A partir daí, segundo pessoas próximas a Denucci, os contatos com os representantes do PTB praticamente cessaram, o que teria irritado os políticos. De acordo com um assistente de Denucci, ele caiu em desgraça por não "criar facilidades".

Um parlamentar do PTB deu ontem o tom da relação do executivo com o partido: segundo esse petebista, logo após a nomeação, Denucci se indispôs com o partido: "Não atendia nem telefonemas e só queria conversar com o pessoal da Fazenda".

Nem o presidente do PTB, Roberto Jefferson, nem Jovair quiseram falar ontem sobre o assunto. Em conversas com interlocutores, alegam que, desde 2008, quando Jovair apadrinhou sua indicação, Denucci já enfrentava problemas com a Receita Federal e a Polícia Federal por suspeitas de enriquecimento ilícito, evasão de divisas e sonegação fiscal.

Com quebras de sigilo bancário e fiscal, a PF teria constatado, em 2000, movimentações atípicas nas contas do economista. Alguns anos depois, Denucci teria trazido US$ 1,79 milhão dos EUA sem declarar. Alegou ser um empréstimo de bancos estrangeiros e foi multado pela Receita em R$ 3,5 milhões.

Mas Denucci recorreu ao Conselho Administrativo de Recursos Fiscais (Carf), e, em novembro de 2011, o caso foi julgado. Segundo sua defesa, ele obteve sentença favorável, e a multa da Receita foi extinta. A Receita, alegando sigilo fiscal, não deu informações.

Em agosto do ano passado, Jovair voltou à carga e foi a Mantega cobrar a demissão de Denucci da Casa da Moeda, com base em um dossiê com informações sobre a compra de um apartamento em Miami e a abertura das duas empresas offshore na Ilhas Virgens Britânicas em nome de Denucci e de sua filha, Ana Gabriela: Helmond Commercial LCC e a Rhodes Int Ventures, onde teriam sido depositados US$ 25 milhões. O dinheiro seria, segundo o dossiê, propina de dois fornecedores beneficiados com contratos na Casa da Moeda brasileira.

Ciente do novo dossiê, Denucci procurou Mantega ainda no ano passado para dizer que as informações eram "fajutas". Ele alega que nunca houve depósitos na empresa, que a offshore fora criada para a compra de um apartamento de US$ 80 mil em Miami para a mãe dele. Ela teria limitações de locomoção e não queria vir ao Brasil. A offshore foi constituída em nome de Denucci e da esposa.

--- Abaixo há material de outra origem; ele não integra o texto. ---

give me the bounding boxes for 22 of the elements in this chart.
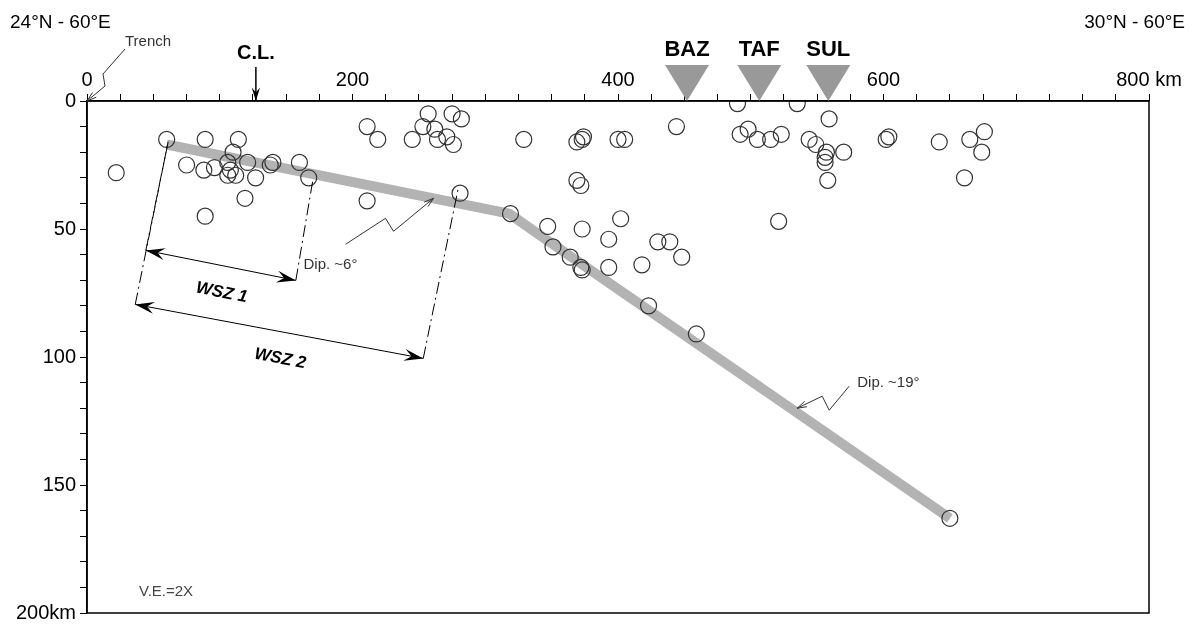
x-tick-label: 0 bbox=[81, 67, 93, 90]
text: BAZ bbox=[664, 36, 710, 61]
annotation: WSZ 2 bbox=[252, 343, 309, 373]
x-tick-label: 200 bbox=[335, 67, 370, 90]
text: Trench bbox=[125, 32, 172, 49]
annotation: WSZ 1 bbox=[194, 277, 250, 307]
x-tick-label: 800 km bbox=[1116, 67, 1182, 90]
x-tick-label: 400 bbox=[601, 67, 635, 90]
text: 24°N - 60°E bbox=[10, 11, 111, 32]
x-tick-label: 600 bbox=[866, 67, 901, 90]
text: TAF bbox=[738, 36, 780, 61]
text: SUL bbox=[806, 36, 851, 61]
annotation: Dip. ~6° bbox=[303, 255, 358, 273]
annotation: Dip. ~19° bbox=[857, 373, 920, 391]
y-tick-label: 150 bbox=[42, 472, 77, 495]
text: 30°N - 60°E bbox=[1084, 11, 1185, 32]
annotation: V.E.=2X bbox=[139, 582, 194, 599]
y-tick-label: 50 bbox=[53, 216, 77, 239]
y-tick-label: 0 bbox=[64, 88, 77, 111]
y-tick-label: 200km bbox=[16, 600, 77, 623]
text: C.L. bbox=[236, 41, 275, 63]
y-tick-label: 100 bbox=[42, 344, 77, 367]
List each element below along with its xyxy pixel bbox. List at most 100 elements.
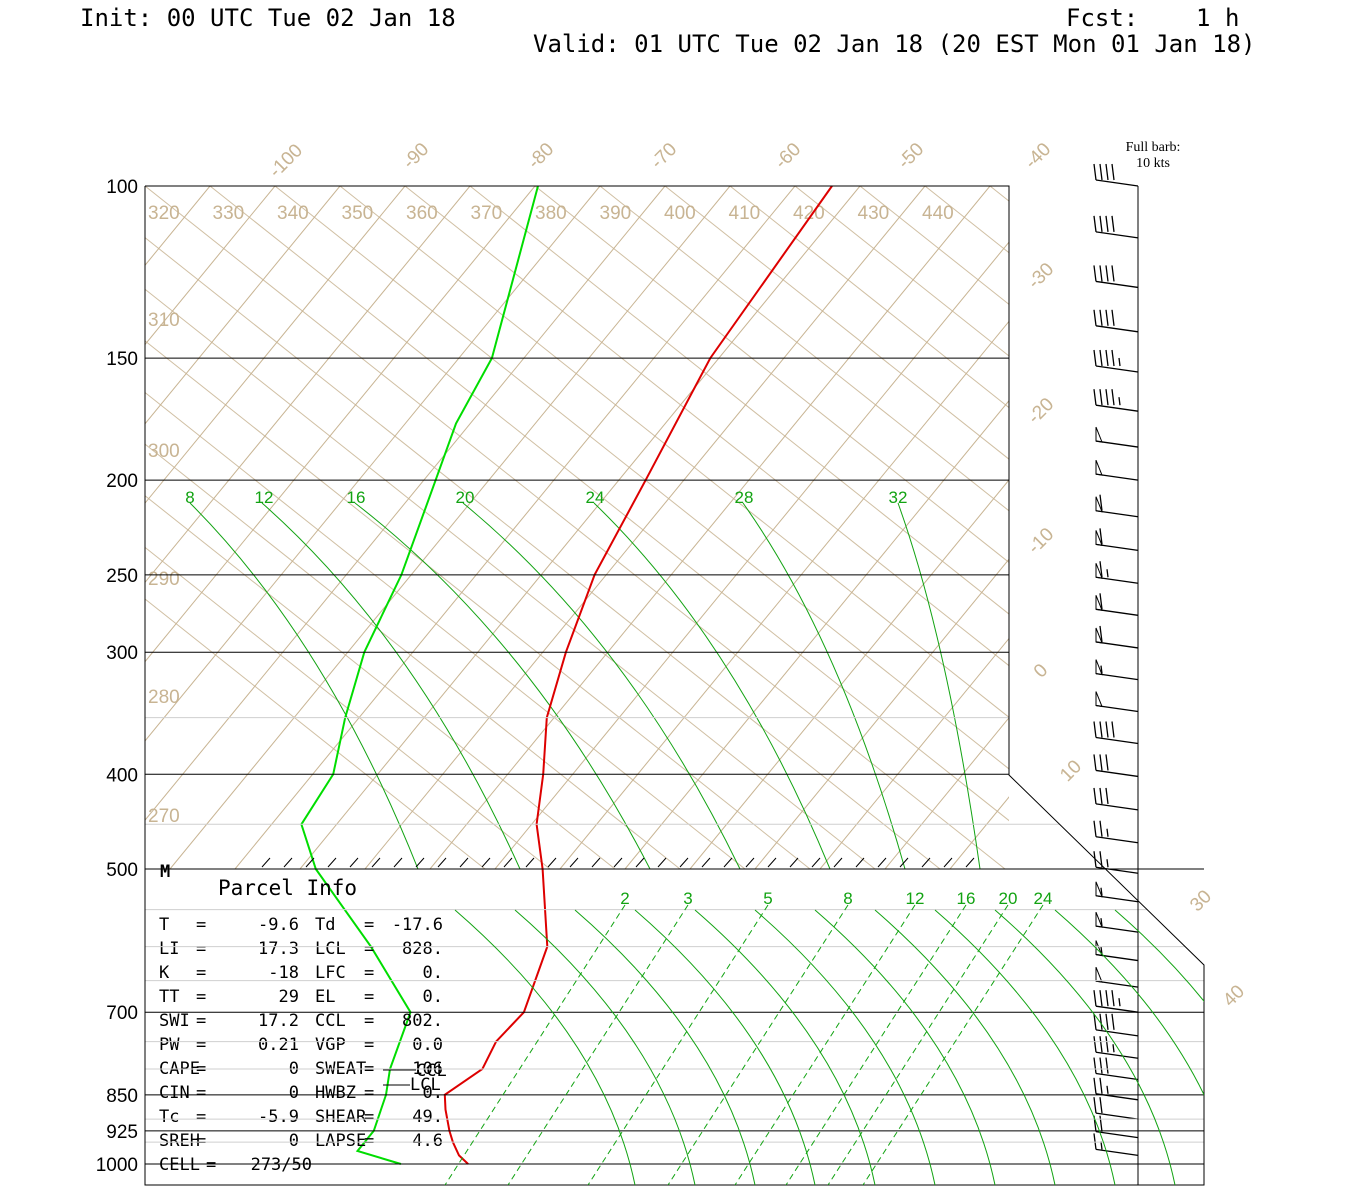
mixing-ratio-curve [462,502,741,869]
theta-line [404,186,1009,667]
parcel-eq: = [364,915,374,935]
theta-line [145,340,811,869]
parcel-label: Tc [159,1107,179,1127]
theta-line [534,186,1009,564]
theta-label-left: 290 [148,569,180,590]
mixing-ratio-label: 28 [735,488,754,507]
theta-label: 350 [342,203,374,224]
barb-shaft [1095,895,1139,903]
parcel-title: Parcel Info [218,876,357,900]
barb-full [1093,1133,1097,1150]
parcel-label: CCL [315,1011,346,1031]
barb-shaft [1095,672,1139,681]
parcel-eq: = [364,963,374,983]
barb-full [1099,787,1103,804]
parcel-row: CELL = 273/50 [159,1155,312,1175]
theta-label: 420 [793,203,825,224]
moist-adiabat [1114,909,1204,1003]
moist-adiabat [814,909,996,1185]
hatch-mark [569,857,579,868]
isotherm-line [624,399,1009,869]
pressure-tick-label: 400 [106,765,138,786]
isotherm-line [145,186,276,346]
parcel-eq: = [196,1083,206,1103]
m-marker: M [160,862,170,882]
mixing-ratio-curve [593,502,831,869]
theta-label: 440 [922,203,954,224]
mixing-ratio-line [862,904,1044,1185]
wind-barb [1095,911,1139,933]
barb-full [1111,349,1115,367]
isotherm-line [1275,186,1350,869]
parcel-label: VGP [315,1035,346,1055]
parcel-eq: = [196,1107,206,1127]
theta-label: 360 [406,203,438,224]
barb-shaft [1095,510,1139,518]
barb-full [1093,389,1097,406]
barb-shaft [1095,231,1139,239]
mixing-ratio-line [667,904,849,1185]
theta-line [145,495,616,869]
barb-full [1099,309,1103,326]
barb-half [1106,1085,1109,1094]
parcel-label: LAPSE [315,1131,366,1151]
barb-full [1093,1077,1097,1094]
barb-legend-line2: 10 kts [1136,156,1170,171]
theta-label: 340 [277,203,309,224]
parcel-eq: = [196,963,206,983]
hatch-mark [349,857,359,868]
barb-full [1099,1115,1103,1132]
theta-line [145,546,551,869]
barb-half [1118,998,1121,1007]
parcel-row: Tc = -5.9 SHEAR= 49. [159,1107,443,1127]
barb-shaft [1095,866,1139,874]
barb-full [1111,389,1115,406]
wind-barb [1095,459,1139,481]
parcel-label: LI [159,939,179,959]
barb-half [1106,859,1109,868]
hatch-mark [811,857,821,868]
theta-label: 410 [729,203,761,224]
barb-shaft [1095,1051,1139,1059]
hatch-mark [701,857,711,868]
barb-full [1099,820,1103,837]
barb-full [1093,721,1097,738]
wind-barb [1095,561,1139,584]
parcel-eq: = [364,1011,374,1031]
hatch-mark [393,857,403,868]
temperature-line [443,185,833,1165]
parcel-eq: = [196,1035,206,1055]
hatch-mark [943,857,953,868]
barb-full [1111,721,1115,738]
barb-shaft [1095,179,1139,187]
hatch-mark [371,857,381,868]
pressure-tick-label: 250 [106,566,138,587]
parcel-value: 828. [402,939,443,959]
barb-full [1105,215,1109,232]
hatch-mark [525,857,535,868]
moist-adiabat [454,909,636,1185]
barb-full [1099,593,1103,610]
parcel-value: 0. [423,963,443,983]
moist-adiabat [934,909,1116,1185]
isotherm-line [0,186,80,869]
wind-barb [1095,659,1139,681]
mixing-ratio-line [444,904,626,1185]
barb-full [1099,1097,1103,1114]
mixing-ratio-curve [354,502,651,869]
hatch-mark [261,857,271,868]
barb-half [1100,918,1103,927]
parcel-eq: = [364,1131,374,1151]
wind-barb [1095,940,1139,962]
mixing-ratio-label: 12 [255,488,274,507]
parcel-value: 29 [279,987,299,1007]
barb-full [1105,349,1109,367]
hatch-mark [657,857,667,868]
isotherm-line [145,186,471,584]
isotherm-label: 30 [1186,886,1216,916]
wind-barbs [1093,163,1139,1157]
barb-full [1093,754,1097,771]
barb-full [1111,163,1115,181]
wind-barb [1093,990,1139,1013]
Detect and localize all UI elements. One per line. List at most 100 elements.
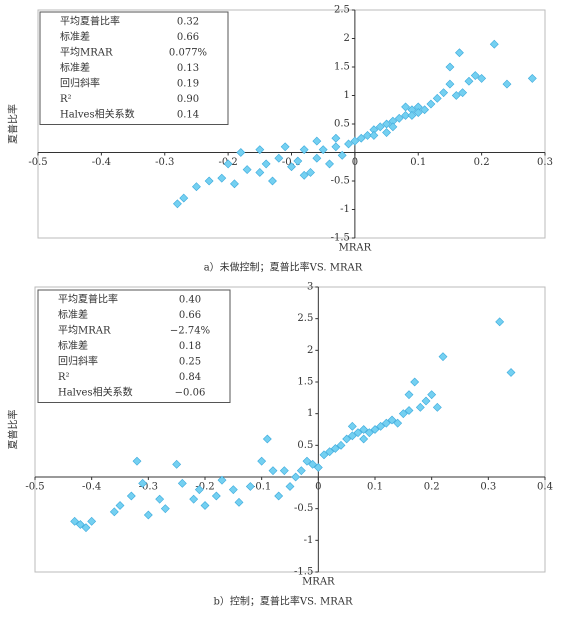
data-point bbox=[245, 482, 255, 491]
x-tick-label: 0.4 bbox=[537, 482, 553, 493]
data-point bbox=[527, 73, 537, 83]
data-point bbox=[160, 504, 170, 514]
data-point bbox=[330, 444, 340, 453]
data-point bbox=[325, 159, 334, 169]
data-point bbox=[236, 148, 246, 157]
data-point bbox=[312, 136, 322, 146]
stats-label: 平均夏普比率 bbox=[58, 293, 118, 306]
data-point bbox=[217, 475, 227, 485]
data-point bbox=[364, 428, 374, 438]
stats-value: 0.40 bbox=[179, 295, 201, 306]
data-point bbox=[261, 159, 271, 169]
data-point bbox=[356, 133, 366, 143]
y-tick-label: -1.5 bbox=[294, 567, 313, 578]
data-point bbox=[401, 102, 410, 112]
stats-value: −2.74% bbox=[170, 326, 210, 337]
data-point bbox=[189, 494, 199, 504]
data-point bbox=[126, 491, 136, 501]
data-point bbox=[81, 523, 91, 533]
data-point bbox=[287, 162, 296, 172]
stats-box bbox=[37, 289, 231, 403]
data-point bbox=[313, 463, 323, 472]
data-point bbox=[407, 111, 417, 120]
x-tick-label: -0.3 bbox=[155, 157, 174, 168]
stats-value: 0.66 bbox=[177, 32, 199, 43]
x-tick-label: 0.1 bbox=[410, 157, 426, 168]
data-point bbox=[401, 111, 410, 120]
y-tick-label: 2.5 bbox=[297, 313, 313, 324]
y-tick-label: 2 bbox=[344, 33, 350, 44]
data-point bbox=[274, 491, 284, 501]
data-point bbox=[375, 122, 385, 132]
stats-value: −0.06 bbox=[175, 388, 206, 399]
data-point bbox=[204, 176, 214, 186]
y-tick-label: -0.5 bbox=[294, 503, 313, 514]
y-tick-label: 0.5 bbox=[334, 119, 350, 130]
data-point bbox=[319, 450, 329, 460]
data-point bbox=[200, 501, 210, 510]
data-point bbox=[293, 156, 303, 166]
y-tick-label: 1 bbox=[307, 408, 313, 419]
data-point bbox=[234, 497, 244, 507]
data-point bbox=[318, 145, 328, 155]
data-point bbox=[445, 62, 455, 72]
data-point bbox=[299, 170, 309, 180]
stats-value: 0.32 bbox=[177, 17, 199, 28]
data-point bbox=[506, 368, 516, 377]
stats-value: 0.18 bbox=[179, 341, 201, 352]
data-point bbox=[410, 377, 420, 387]
data-point bbox=[75, 520, 85, 529]
data-point bbox=[439, 88, 449, 98]
stats-value: 0.66 bbox=[179, 310, 201, 321]
x-tick-label: -0.3 bbox=[139, 482, 158, 493]
data-point bbox=[370, 425, 380, 434]
data-point bbox=[393, 418, 403, 428]
data-point bbox=[359, 425, 369, 434]
x-tick-label: -0.5 bbox=[25, 482, 44, 493]
data-point bbox=[451, 91, 461, 100]
stats-label: Halves相关系数 bbox=[60, 108, 135, 121]
x-tick-label: -0.4 bbox=[82, 482, 101, 493]
stats-label: 平均MRAR bbox=[60, 47, 113, 59]
y-tick-label: -0.5 bbox=[331, 176, 350, 187]
data-point bbox=[363, 130, 372, 140]
data-point bbox=[230, 179, 239, 189]
data-point bbox=[458, 88, 468, 98]
data-point bbox=[427, 390, 437, 400]
data-point bbox=[495, 317, 505, 327]
data-point bbox=[279, 466, 289, 476]
stats-value: 0.90 bbox=[177, 94, 199, 105]
data-point bbox=[404, 390, 414, 400]
x-axis-label: MRAR bbox=[339, 243, 372, 254]
data-point bbox=[306, 168, 315, 177]
data-point bbox=[477, 73, 487, 83]
data-point bbox=[302, 456, 312, 466]
data-point bbox=[470, 71, 480, 80]
y-tick-label: 0.5 bbox=[297, 440, 313, 451]
data-point bbox=[312, 153, 322, 163]
y-tick-label: -1.5 bbox=[331, 233, 350, 244]
data-point bbox=[347, 421, 357, 431]
stats-value: 0.25 bbox=[179, 357, 201, 368]
data-point bbox=[381, 418, 391, 428]
data-point bbox=[489, 39, 499, 49]
data-point bbox=[268, 466, 278, 476]
y-tick-label: 3 bbox=[307, 282, 313, 293]
data-point bbox=[192, 182, 201, 192]
data-point bbox=[255, 168, 265, 177]
data-point bbox=[421, 396, 431, 406]
data-point bbox=[173, 199, 182, 209]
stats-label: R² bbox=[60, 94, 72, 105]
y-axis-label: 夏普比率 bbox=[7, 410, 20, 450]
data-point bbox=[331, 142, 341, 152]
data-point bbox=[413, 108, 423, 118]
data-point bbox=[211, 491, 221, 501]
data-point bbox=[382, 128, 391, 137]
caption: a）未做控制；夏普比率VS. MRAR bbox=[204, 261, 363, 274]
stats-box bbox=[39, 11, 229, 125]
y-tick-label: 1 bbox=[344, 90, 350, 101]
data-point bbox=[179, 193, 189, 203]
data-point bbox=[242, 165, 252, 175]
data-point bbox=[415, 402, 425, 412]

Em 2002, a mãe do executivo faleceu e, no ano seguinte, a mulher dele. O executivo, segundo amigos, demorou a resolver a situação da offshore e a transferir para o nome da filha o apartamento. Para cumprir a legislação americana, contam, a offshore foi transformada em uma LLC — uma forma jurídica de empresa comum nos Estados Unidos. Antes de ser transferida para o nome da filha, a firma precisou primeiro passar pelo nome de Denucci como único sócio vivo da antiga offshore. Ainda de acordo com esses amigos do executivo, a filha de Denucci nunca deixou de declarar a LLC no Imposto de Renda.